O massacre da Granja São Bento

Leia os trechos iniciais do livro sobre o extermínio, em Pernambuco, de seis guerrilheiros da Vanguarda Popular Revolucionária (VPR), com lançamento este mês pela Cepe Editora

TEXTO Luiz Felipe Campos

28 de Agosto de 2017

Os guerrilheiros assassinados na Granja São Bento, em Pernambuco, são o tema do livro da Cepe

Os guerrilheiros assassinados na Granja São Bento, em Pernambuco, são o tema do livro da Cepe

Fotos Divulgação

O Capitão do Exército dos Estados Unidos Charles Rodney Chandler era um dos muitos militares estrangeiros matriculados em cursos civis de especialização no Brasil, em 1968, por meio de programas de intercâmbio entre os governos brasileiro e norte-americano. A bolsa de estudos na Escola de Sociologia e Política da Fundação Armando Álvares Penteado, localizada no bairro nobre de Higienópolis, região central de São Paulo, foi uma das gratificações que o capitão recebera na condição de veterano da Guerra do Vietnã – país onde, desde 1965, os Estados Unidos mantinham tropas militares.

Nascido em 23 de julho de 1938, na pequena cidade de Claiborne Parish, estado da Louisiana, Chandler graduou-se em 1962, na Academia Militar de West Point, estado de Nova York, a principal escola de oficiais dos Estados Unidos. Era casado com Joan Koteletz Chandler, com quem tinha quatro filhos: Darryl, Jeffrey, Todd e Luanne. Na manhã de 12 de outubro de 1968 – mesmo dia em que, no município de Ibiúna, a pouco mais de 70 quilômetros da casa de Chandler, a polícia desbaratava um imenso congresso clandestino da União Nacional dos Estudantes (UNE), levando presos 719 estudantes –, o capitão retirava sua perua Chevrolet Impala, em marcha à ré, da garagem de sua casa, na Rua Petrópolis, 375, bairro do Sumaré. Pelo retrovisor, Chandler percebeu quando teve a saída bloqueada por um Fusca. Do carro, saltou um homem com um revólver Taurus, calibre 38, e desferiu seis tiros à queima-roupa. Em seguida, outro homem desceu do automóvel e, com uma rajada de metralhadora INA, calibre 45, acertou mais 14 tiros no capitão. A 15ª bala não saiu porque o mecanismo automático da INA travou. Sua esposa Joan e o filho Jeffrey, de quatro anos, que abrira o portão da garagem, assistiram a Charles ser devorado pelos tiros de metralhadora. De dentro da casa, Todd, de três anos, escutou os disparos e correu para fora, onde encontrou o pai morto no banco do Impala.

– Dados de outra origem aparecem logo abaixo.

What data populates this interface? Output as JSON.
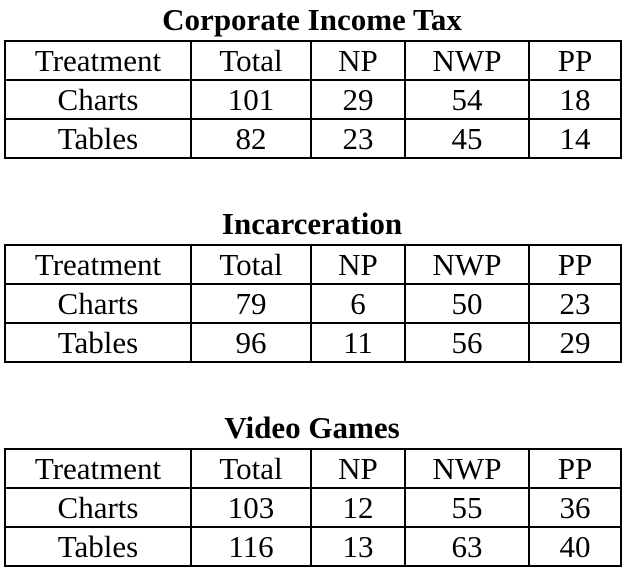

Após a execução, a família Chandler embarcou em um avião militar de volta aos Estados Unidos, onde o capitão foi sepultado com honras militares e postumamente promovido a major.

A autoria do assassinato foi reivindicada por um grupo até então pouco conhecido pelos órgãos de inteligência da repressão: a Vanguarda Popular Revolucionária (VPR). A sentença de morte do capitão fora decretada um mês antes por um tribunal revolucionário capitaneado pelos guerrilheiros Onofre Pinto, o Ari, e João Carlos Kfouri Quartim de Morais, o Maneco, ambos pertencentes ao novo grupo armado.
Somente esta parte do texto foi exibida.